THE BIG PICTURE
LAW OF THE JUNGLE “Look at your MPs – MPs like this can even be found in the jungle,” the deputy speaker lashed out in parliament in late August, addressing the leader of the opposition before suspending sittings for a reported 10 minutes.
And as a report in the Sunday Times notes, “it is not just opposition MPs who have behaved in this manner. There have been enough examples of serious acts of misbehaviour by government MPs as well.”
It notes that as many as 60 ministers have been named in a report by the parliamentary committee, following the despicable behaviour the nation witnessed in disbelief during the constitutional crisis in late 2018 – not one of them however, has been reprimanded to date.
It is in this environment that we, the people, are being asked to abide by the laws of the land by the very men and women who by all accounts fail to do the same – they seem to think that enacting the law is their sole duty!
And with an election year ahead of us, one wonders whether the people will continue to vote for miscreants, rogues and thugs as a majority have done over the decades – in rotation, it would seem!
Sri Lanka may be crawling out of the self-inflicted economic crisis but it is at risk of crawling back into the hellhole – unless the powers that be who lead the parties that we will be asked to vote for act now – by sacking their charges who have shamed a precious nation.

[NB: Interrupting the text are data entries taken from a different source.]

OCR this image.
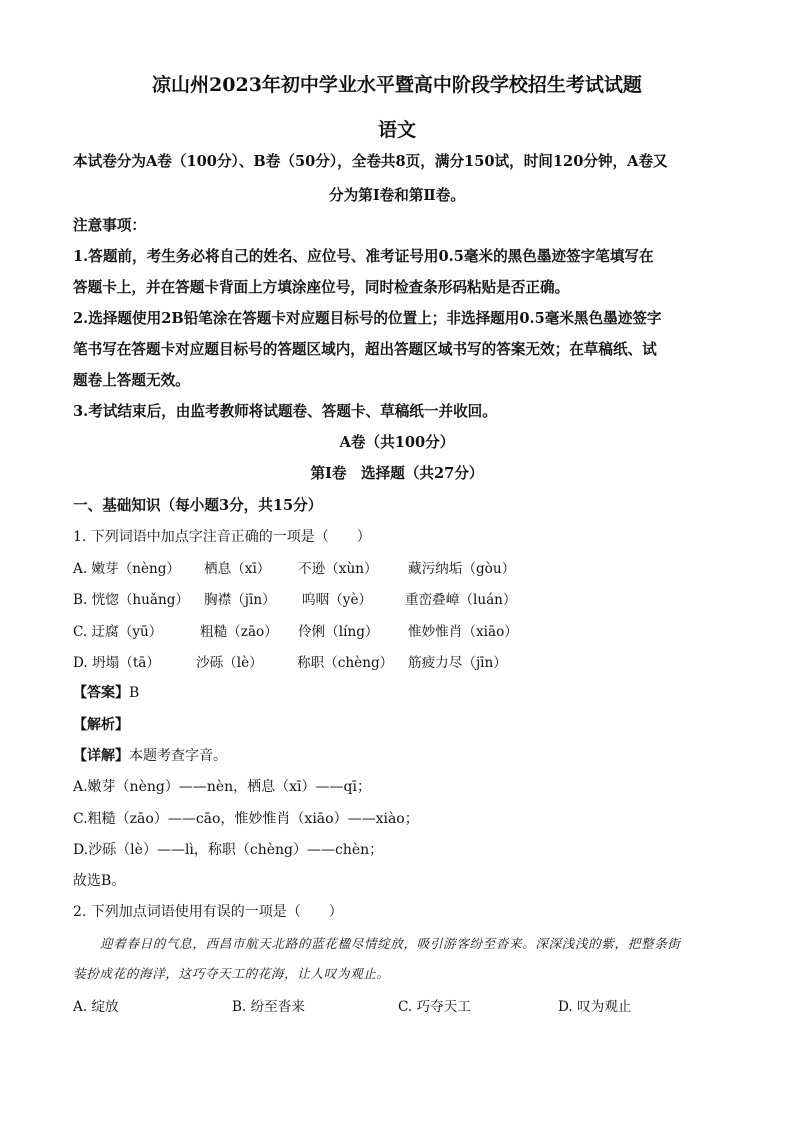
凉山州2023年初中学业水平暨高中阶段学校招生考试试题
语文
本试卷分为A卷（100分）、B卷（50分），全卷共8页，满分150试，时间120分钟，A卷又
分为第Ⅰ卷和第Ⅱ卷。
注意事项：
1.答题前，考生务必将自己的姓名、应位号、准考证号用0.5毫米的黑色墨迹签字笔填写在
答题卡上，并在答题卡背面上方填涂座位号，同时检查条形码粘贴是否正确。
2.选择题使用2B铅笔涂在答题卡对应题目标号的位置上；非选择题用0.5毫米黑色墨迹签字
笔书写在答题卡对应题目标号的答题区域内，超出答题区域书写的答案无效；在草稿纸、试
题卷上答题无效。
3.考试结束后，由监考教师将试题卷、答题卡、草稿纸一并收回。
A卷（共100分）
第Ⅰ卷　选择题（共27分）
一、基础知识（每小题3分，共15分）
1. 下列词语中加点字注音正确的一项是（　　）
A. 嫩芽（nèng） 栖息（xī） 不逊（xùn） 藏污纳垢（gòu）
B. 恍惚（huǎng） 胸襟（jīn） 呜咽（yè） 重峦叠嶂（luán）
C. 迂腐（yū）	粗糙（zāo） 伶俐（líng） 惟妙惟肖（xiāo）
D. 坍塌（tā）	沙砾（lè）	称职（chèng） 筋疲力尽（jīn）
【答案】B
【解析】
【详解】本题考查字音。
A.嫩芽（nèng）——nèn，栖息（xī）——qī；
C.粗糙（zāo）——cāo，惟妙惟肖（xiāo）——xiào；
D.沙砾（lè）——lì，称职（chèng）——chèn；
故选B。
2. 下列加点词语使用有误的一项是（　　）
迎着春日的气息，西昌市航天北路的蓝花楹尽情绽放，吸引游客纷至沓来。深深浅浅的紫，把整条街
装扮成花的海洋，这巧夺天工的花海，让人叹为观止。
A. 绽放	B. 纷至沓来	C. 巧夺天工	D. 叹为观止
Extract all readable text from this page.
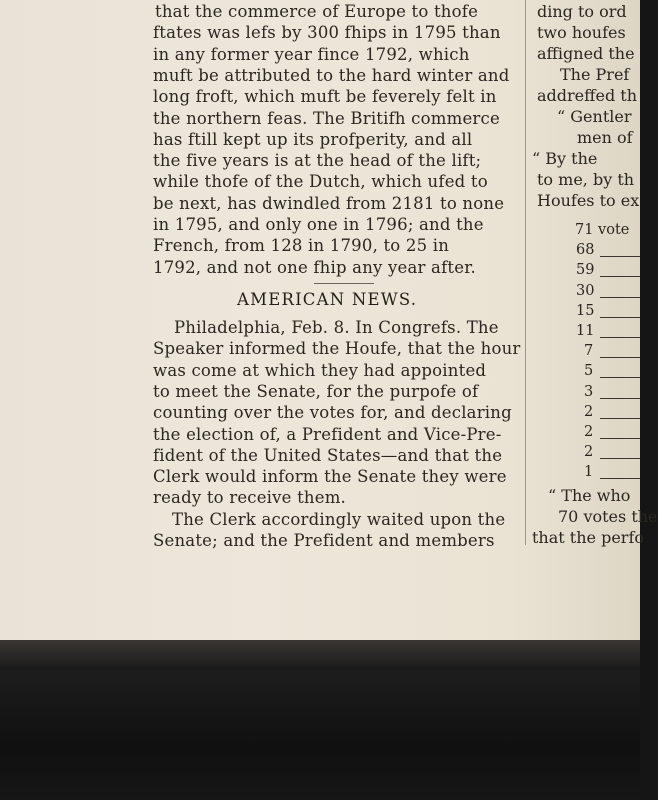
that the commerce of Europe to thofe
ftates was lefs by 300 fhips in 1795 than
in any former year fince 1792, which
muft be attributed to the hard winter and
long froft, which muft be feverely felt in
the northern feas. The Britifh commerce
has ftill kept up its profperity, and all
the five years is at the head of the lift;
while thofe of the Dutch, which ufed to
be next, has dwindled from 2181 to none
in 1795, and only one in 1796; and the
French, from 128 in 1790, to 25 in
1792, and not one fhip any year after.
AMERICAN NEWS.
Philadelphia, Feb. 8. In Congrefs. The
Speaker informed the Houfe, that the hour
was come at which they had appointed
to meet the Senate, for the purpofe of
counting over the votes for, and declaring
the election of, a Prefident and Vice-Pre-
fident of the United States—and that the
Clerk would inform the Senate they were
ready to receive them.
The Clerk accordingly waited upon the
Senate; and the Prefident and members
ding to ord
two houfes
affigned the
The Pref
addreffed th
“ Gentler
men of
“ By the
to me, by th
Houfes to ex
71 vote
68
59
30
15
11
7
5
3
2
2
2
1
“ The who
70 votes the
that the perfo
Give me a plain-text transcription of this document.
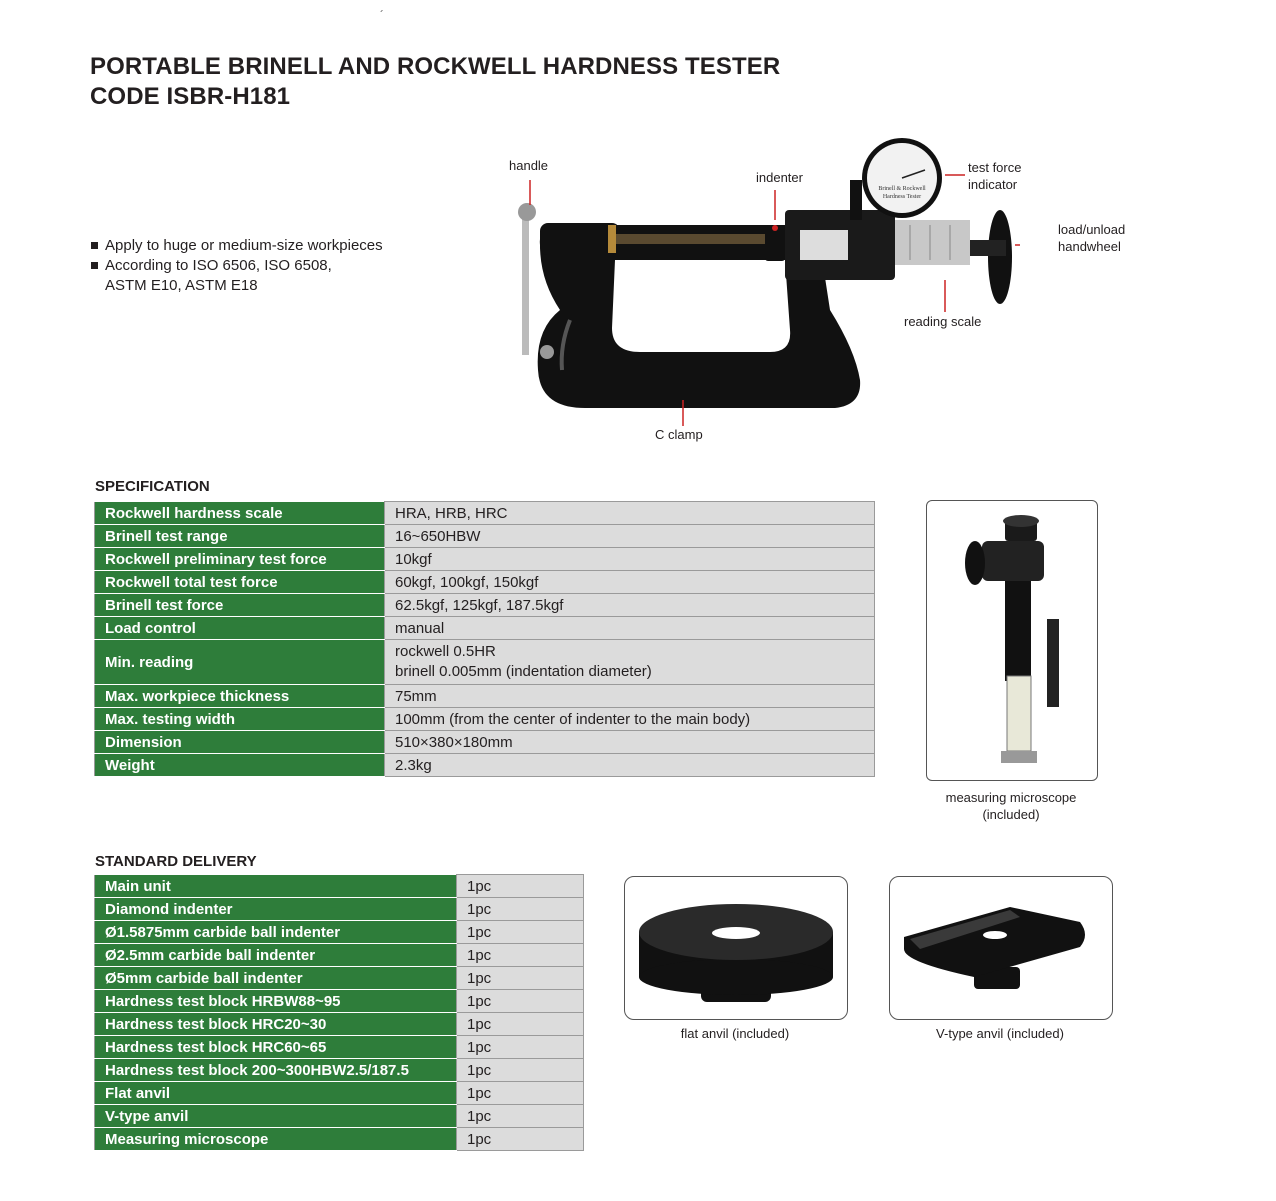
´
PORTABLE BRINELL AND ROCKWELL HARDNESS TESTER
CODE ISBR-H181
Apply to huge or medium-size workpieces
According to ISO 6506, ISO 6508,
ASTM E10, ASTM E18
Brinell & Rockwell
Hardness Tester
handle
indenter
test force
indicator
load/unload
handwheel
reading scale
C clamp
SPECIFICATION
Rockwell hardness scale	HRA, HRB, HRC
Brinell test range	16~650HBW
Rockwell preliminary test force	10kgf
Rockwell total test force	60kgf, 100kgf, 150kgf
Brinell test force	62.5kgf, 125kgf, 187.5kgf
Load control	manual
Min. reading	rockwell 0.5HR
brinell 0.005mm (indentation diameter)

Max. workpiece thickness	75mm
Max. testing width	100mm (from the center of indenter to the main body)
Dimension	510×380×180mm
Weight	2.3kg
measuring microscope
(included)
STANDARD DELIVERY
Main unit	1pc
Diamond indenter	1pc
Ø1.5875mm carbide ball indenter	1pc
Ø2.5mm carbide ball indenter	1pc
Ø5mm carbide ball indenter	1pc
Hardness test block HRBW88~95	1pc
Hardness test block HRC20~30	1pc
Hardness test block HRC60~65	1pc
Hardness test block 200~300HBW2.5/187.5	1pc
Flat anvil	1pc
V-type anvil	1pc
Measuring microscope	1pc
flat anvil (included)	V-type anvil (included)
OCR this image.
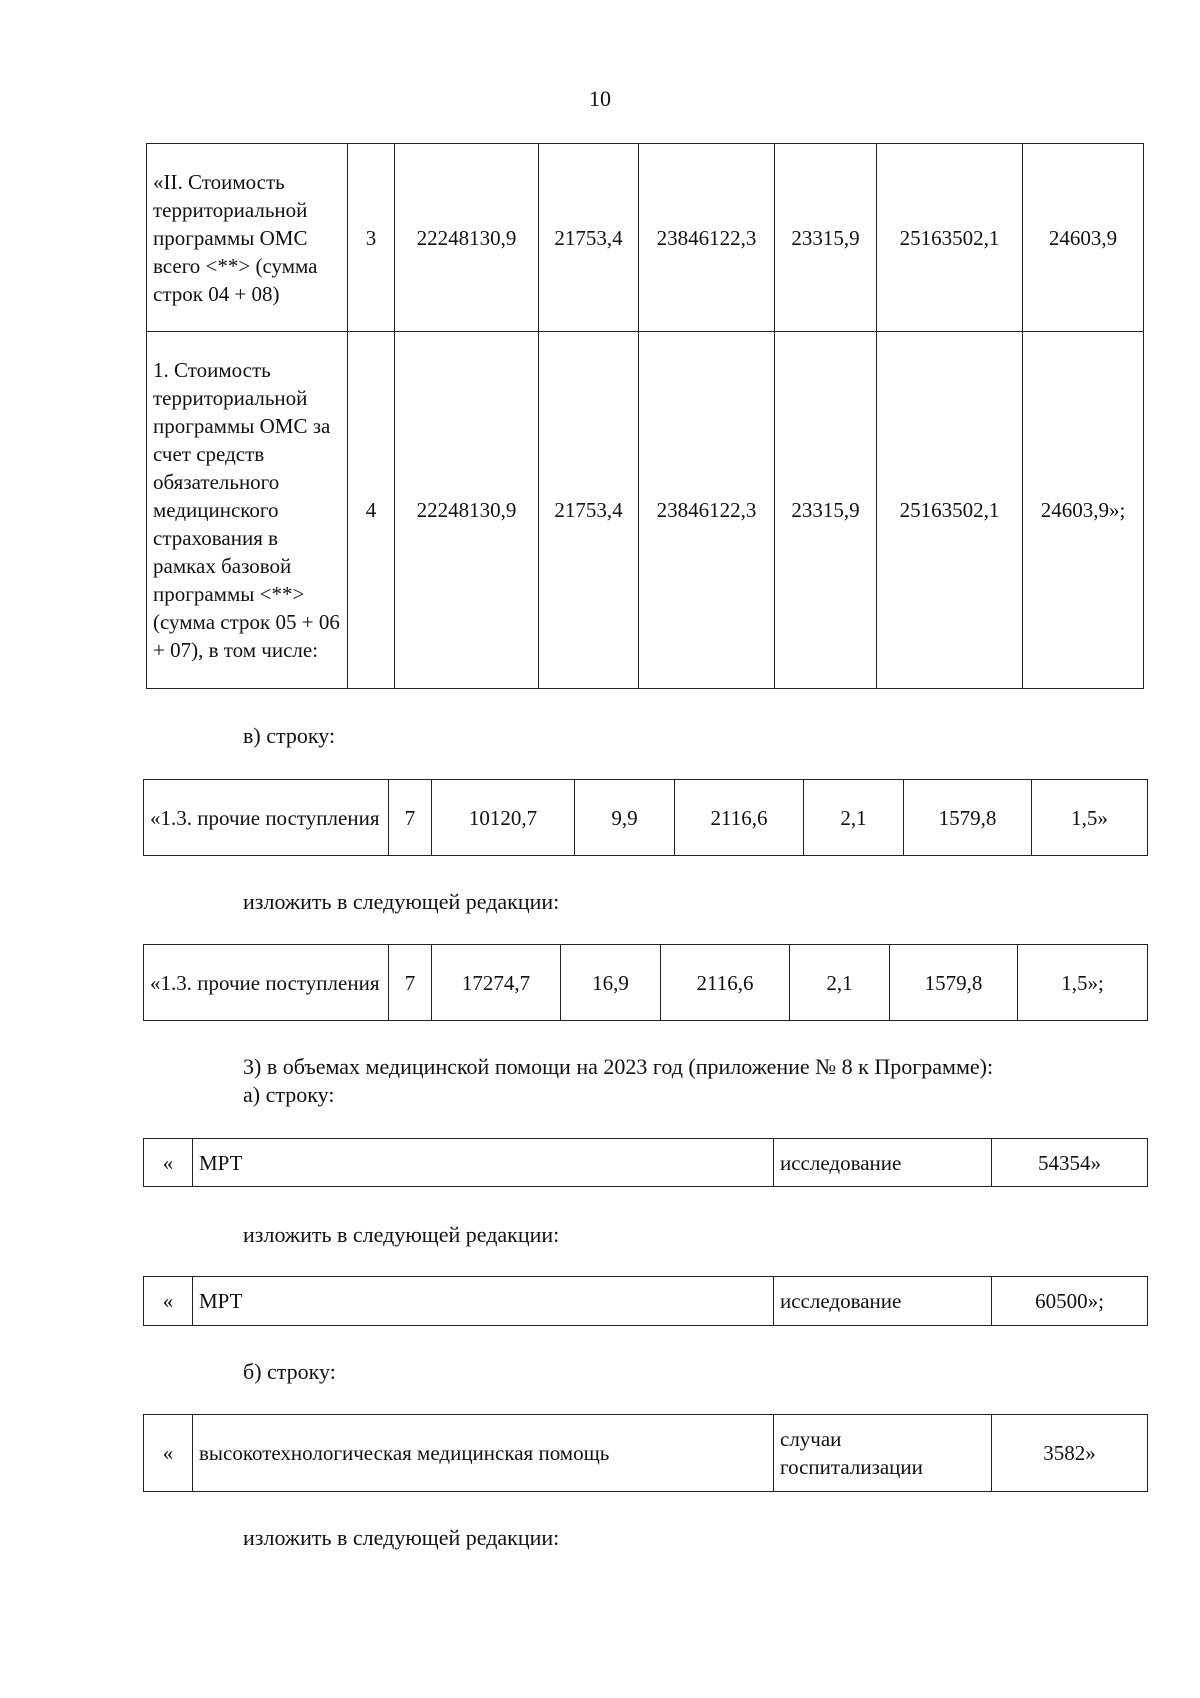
10
«II. Стоимость территориальной программы ОМС всего <**> (сумма строк 04 + 08)	3	22248130,9	21753,4	23846122,3	23315,9	25163502,1	24603,9
1. Стоимость территориальной программы ОМС за счет средств обязательного медицинского страхования в рамках базовой программы <**> (сумма строк 05 + 06 + 07), в том числе:	4	22248130,9	21753,4	23846122,3	23315,9	25163502,1	24603,9»;
в) строку:
«1.3. прочие поступления	7	10120,7	9,9	2116,6	2,1	1579,8	1,5»
изложить в следующей редакции:
«1.3. прочие поступления	7	17274,7	16,9	2116,6	2,1	1579,8	1,5»;
3) в объемах медицинской помощи на 2023 год (приложение № 8 к Программе):
а) строку:
«	МРТ	исследование	54354»
изложить в следующей редакции:
«	МРТ	исследование	60500»;
б) строку:
«	высокотехнологическая медицинская помощь	случаи госпитализации	3582»
изложить в следующей редакции:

The ideal scenario of course, would be the entry of a new party or coalition comprising high calibre candidates with clean track records for whom the people can vote with confidence – but that is nowhere on the horizon at this juncture.
In a heated parliamentary session, the deputy speaker criticized MPs, likening their behavior to that of the jungle. Both opposition and government MPs were admonished for misconduct, revealing a dire need for accountability. Sri Lanka’s electoral future hangs in the balance.